简介
我们知道python 层作为Client 主要作用是构建GraphDef 交给 Master 处理,但很明显,我们写的 训练代码 跟GraphDef 构建工作并没有一一对应,也没有直接操作OP,这里仍然有很多的抽象工作,包括Model/Layer/feature_column/optimizer 等工作,从上到下依次是
- 构建模型,模型训练
- feature_column/layer 拼接为模型
- tensor 转换(也就是op调用)构成layer / feature_column
- op 调用 实质是 构建GraphDef。PS: 就好比 client rpc 的方法调用 实质是 socket.write
源码结构
tensorflow
c
cc // c++ 前端接口
java // java 前端接口
python // python 前端接口
layers // layer组件
feature_column // 特征列组件
training // 包括optimizer/saver 等组件
keras
estimator
client
ops // op算子
user_ops // 用户自定义算子
stream_executor // 运行时环境,对cuda和opencl进行统一封装,屏蔽他们的区别
compiler // 运行时优化,分析计算图,对op 进行融合,提升运行效率,XLA技术
contrib // 三方库,成熟后会移到core python中
core // tf的核心,基本都是c++,包括运行时、图操作、op定义、kernel实现等结合tf 原生api(自己计算 output/loss/optimizer) 实际例子来看下
# 返回 _NumericColumn
price = numeric_column('price')
keywords_embedded = embedding_column(categorical_column_with_hash_bucket("keywords", 10K), dimensions=16)

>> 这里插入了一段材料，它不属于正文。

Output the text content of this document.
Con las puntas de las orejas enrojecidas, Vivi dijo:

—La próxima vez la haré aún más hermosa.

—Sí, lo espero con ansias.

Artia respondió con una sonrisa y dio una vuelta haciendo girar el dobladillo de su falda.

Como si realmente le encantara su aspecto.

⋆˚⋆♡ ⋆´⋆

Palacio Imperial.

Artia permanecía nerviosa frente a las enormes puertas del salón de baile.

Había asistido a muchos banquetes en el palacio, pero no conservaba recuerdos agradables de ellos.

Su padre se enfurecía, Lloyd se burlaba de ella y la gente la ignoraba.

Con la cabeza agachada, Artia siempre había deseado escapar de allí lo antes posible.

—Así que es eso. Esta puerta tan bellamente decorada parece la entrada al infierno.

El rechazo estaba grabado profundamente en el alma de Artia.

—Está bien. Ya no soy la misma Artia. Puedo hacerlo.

columns = [price, keywords_embedded, ...]
features = tf.parse_example(..., features=make_parse_example_spec(columns))
dense_tensor = input_layer(features, columns)
for units in [128, 64, 32]:
dense_tensor = tf.layers.dense(dense_tensor, units, tf.nn.relu)
prediction = tf.layers.dense(dense_tensor, 1) # 也是output
feature_column
在r1.4 分支,所有关于feature_column 的代码都在这一个python 文件 tensorflow/tensorflow/python/feature_column/feature_column.py 里。
对外使用的函数
分为两类:根据feature key(str) 构建FeatureColumn;根据输入特征数据 features 和FeatureColumn 构建layer
#
# Returns a dense `Tensor` as input layer based on given `feature_columns`
def input_layer(features,feature_columns,...):
# features: A mapping from key to tensors. `_FeatureColumn`s look up via these
# keys. For example `numeric_column('price')` will look at 'price' key in
# this dict. Values can be a `SparseTensor` or a `Tensor` depends on
# corresponding `_FeatureColumn`.
...
builder = _LazyBuilder(features)
output_tensors = []
for column in sorted(feature_columns, key=lambda x: x.name):
tensor = column._get_dense_tensor(builder,...)
tensor = array_ops.reshape(tensor, shape=(batch_size, num_elements))
output_tensors.append(tensor)
return array_ops.concat(output_tensors, 1)
def linear_model(features,feature_columns,...)
def _transform_features(features, feature_columns,...)
def make_parse_example_spec(feature_columns)
# 构建FeatureColumn
def embedding_column(categorical_column, dimension,...):
...
return _EmbeddingColumn(categorical_column=categorical_column,...)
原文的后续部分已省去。